트레이닝이든 테스트 데이터이던간에 Missing Value 가 90%넘으면 해당 컬럼은 제외한다.

In [None]:
missing_train_vars = list(missing_train.index[missing_train['% of Total Values'] > 90])
len(missing_train_vars)

90% 넘는거 없구만.

>Before we remove the missing values, we will find the missing value percentages in the testing data. We'll then remove any columns with greater than 90% missing values in either the training or testing data. Let's now read in the testing data, perform the same operations, and look at the missing values in the testing data. We already have calculated all the counts and aggregation statistics, so we only need to merge the testing data with the appropriate data.

먼저 테스트 데이터에서 missing data가 90%가 넘는게 있는지 확인해보고, 트레이닝 또는 테스트 데이터에서 컬럼을 제외한다고 한다. 일단 진행해본다.


### Calculate Information for Testing Data

In [None]:
# Read in the test dataframe
test = pd.read_csv('../input/home-credit-default-risk/application_test.csv')
test.head()

In [None]:
# Merge with the value counts of bureau
test = test.merge(bureau_counts, on = 'SK_ID_CURR', how='left')

# Merge with the stats of bureau
test = test.merge(bureau_agg, on = 'SK_ID_CURR', how='left')

# Merge with the value counts of bureau balance
test = test.merge(bureau_balance_by_client, on = 'SK_ID_CURR', how = 'left')

In [None]:
print('Shape of Training Data : ', train.shape)
print('Shape of Testing Data: ', test.shape)

>We need to align the testing and training dataframes, which means matching up the columns so they have the exact same columns. This shouldn't be an issue here, but when we one-hot encode variables, we need to align the dataframes to make sure they have the same columns.

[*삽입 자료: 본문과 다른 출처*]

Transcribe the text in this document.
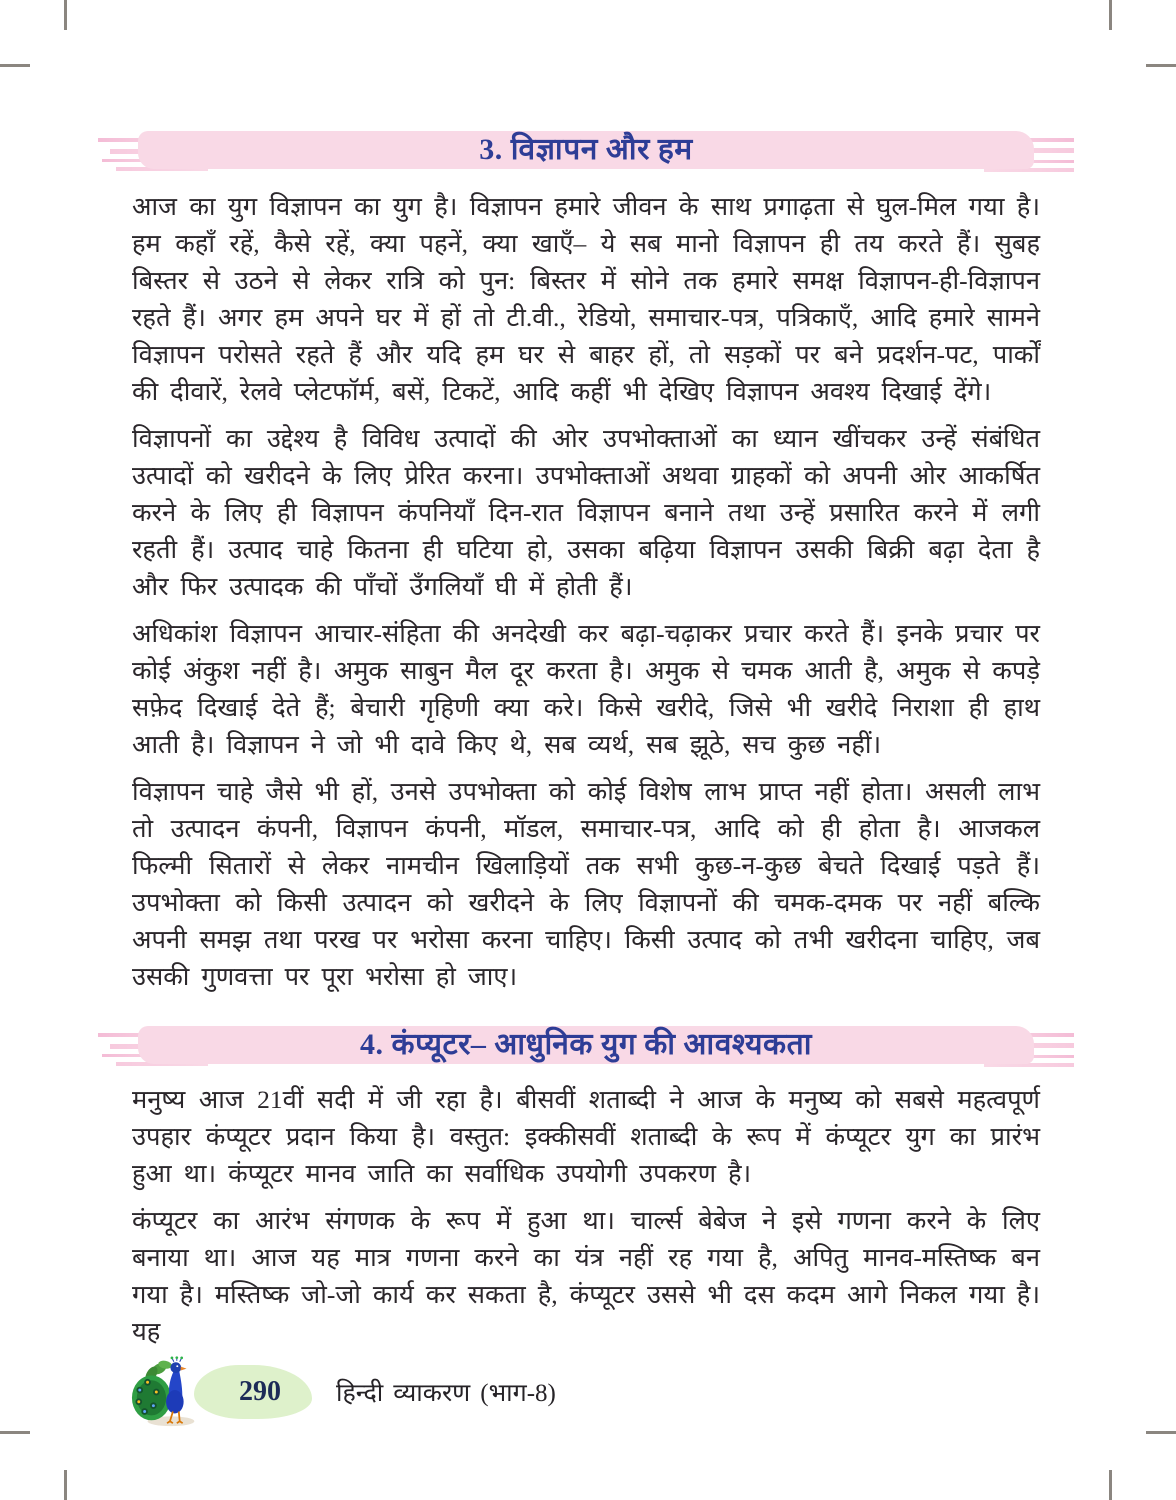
3. विज्ञापन और हम

आज का युग विज्ञापन का युग है। विज्ञापन हमारे जीवन के साथ प्रगाढ़ता से घुल-मिल गया है। हम कहाँ रहें, कैसे रहें, क्या पहनें, क्या खाएँ– ये सब मानो विज्ञापन ही तय करते हैं। सुबह बिस्तर से उठने से लेकर रात्रि को पुन: बिस्तर में सोने तक हमारे समक्ष विज्ञापन-ही-विज्ञापन रहते हैं। अगर हम अपने घर में हों तो टी.वी., रेडियो, समाचार-पत्र, पत्रिकाएँ, आदि हमारे सामने विज्ञापन परोसते रहते हैं और यदि हम घर से बाहर हों, तो सड़कों पर बने प्रदर्शन-पट, पार्कों की दीवारें, रेलवे प्लेटफॉर्म, बसें, टिकटें, आदि कहीं भी देखिए विज्ञापन अवश्य दिखाई देंगे।

विज्ञापनों का उद्देश्य है विविध उत्पादों की ओर उपभोक्ताओं का ध्यान खींचकर उन्हें संबंधित उत्पादों को खरीदने के लिए प्रेरित करना। उपभोक्ताओं अथवा ग्राहकों को अपनी ओर आकर्षित करने के लिए ही विज्ञापन कंपनियाँ दिन-रात विज्ञापन बनाने तथा उन्हें प्रसारित करने में लगी रहती हैं। उत्पाद चाहे कितना ही घटिया हो, उसका बढ़िया विज्ञापन उसकी बिक्री बढ़ा देता है और फिर उत्पादक की पाँचों उँगलियाँ घी में होती हैं।

अधिकांश विज्ञापन आचार-संहिता की अनदेखी कर बढ़ा-चढ़ाकर प्रचार करते हैं। इनके प्रचार पर कोई अंकुश नहीं है। अमुक साबुन मैल दूर करता है। अमुक से चमक आती है, अमुक से कपड़े सफ़ेद दिखाई देते हैं; बेचारी गृहिणी क्या करे। किसे खरीदे, जिसे भी खरीदे निराशा ही हाथ आती है। विज्ञापन ने जो भी दावे किए थे, सब व्यर्थ, सब झूठे, सच कुछ नहीं।

विज्ञापन चाहे जैसे भी हों, उनसे उपभोक्ता को कोई विशेष लाभ प्राप्त नहीं होता। असली लाभ तो उत्पादन कंपनी, विज्ञापन कंपनी, मॉडल, समाचार-पत्र, आदि को ही होता है। आजकल फिल्मी सितारों से लेकर नामचीन खिलाड़ियों तक सभी कुछ-न-कुछ बेचते दिखाई पड़ते हैं। उपभोक्ता को किसी उत्पादन को खरीदने के लिए विज्ञापनों की चमक-दमक पर नहीं बल्कि अपनी समझ तथा परख पर भरोसा करना चाहिए। किसी उत्पाद को तभी खरीदना चाहिए, जब उसकी गुणवत्ता पर पूरा भरोसा हो जाए।

4. कंप्यूटर– आधुनिक युग की आवश्यकता

मनुष्य आज 21वीं सदी में जी रहा है। बीसवीं शताब्दी ने आज के मनुष्य को सबसे महत्वपूर्ण उपहार कंप्यूटर प्रदान किया है। वस्तुत: इक्कीसवीं शताब्दी के रूप में कंप्यूटर युग का प्रारंभ हुआ था। कंप्यूटर मानव जाति का सर्वाधिक उपयोगी उपकरण है।

कंप्यूटर का आरंभ संगणक के रूप में हुआ था। चार्ल्स बेबेज ने इसे गणना करने के लिए बनाया था। आज यह मात्र गणना करने का यंत्र नहीं रह गया है, अपितु मानव-मस्तिष्क बन गया है। मस्तिष्क जो-जो कार्य कर सकता है, कंप्यूटर उससे भी दस कदम आगे निकल गया है। यह

290 हिन्दी व्याकरण (भाग-8)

트레이닝과 테스팅데이터를 얼라인 해줘야 한다. 즉, 컬럼이 딱 같게 만든다는데..

특히 원핫인코딩을 할때 둘다 같은 컬럼 구조를 가지고 있어야 한다고 함.

In [None]:
train_labels = train['TARGET']

# Align the dataframes, this will remove the 'TARGET' column
train, test = train.align(test, join = 'inner', axis = 1)

train['TARGET'] = train_labels

In [None]:
print('Training Data Shape : ', train.shape)
print('Testing Data Shape : ', test.shape)

In [None]:
train.head(5)

In [None]:
test.head(5)

>The dataframes now have the same columns (with the exception of the TARGET column in the training data). This means we can use them in a machine learning model which needs to see the same columns in both the training and testing dataframes.

>Let's now look at the percentage of missing values in the testing data so we can figure out the columns that should be dropped.

이제 트레이닝, 테스팅 데이터의 컬럼이 같아 졌음. 단 트레이닝 데이터에는 TARGET컬럼이 하나 더 있을뿐이다.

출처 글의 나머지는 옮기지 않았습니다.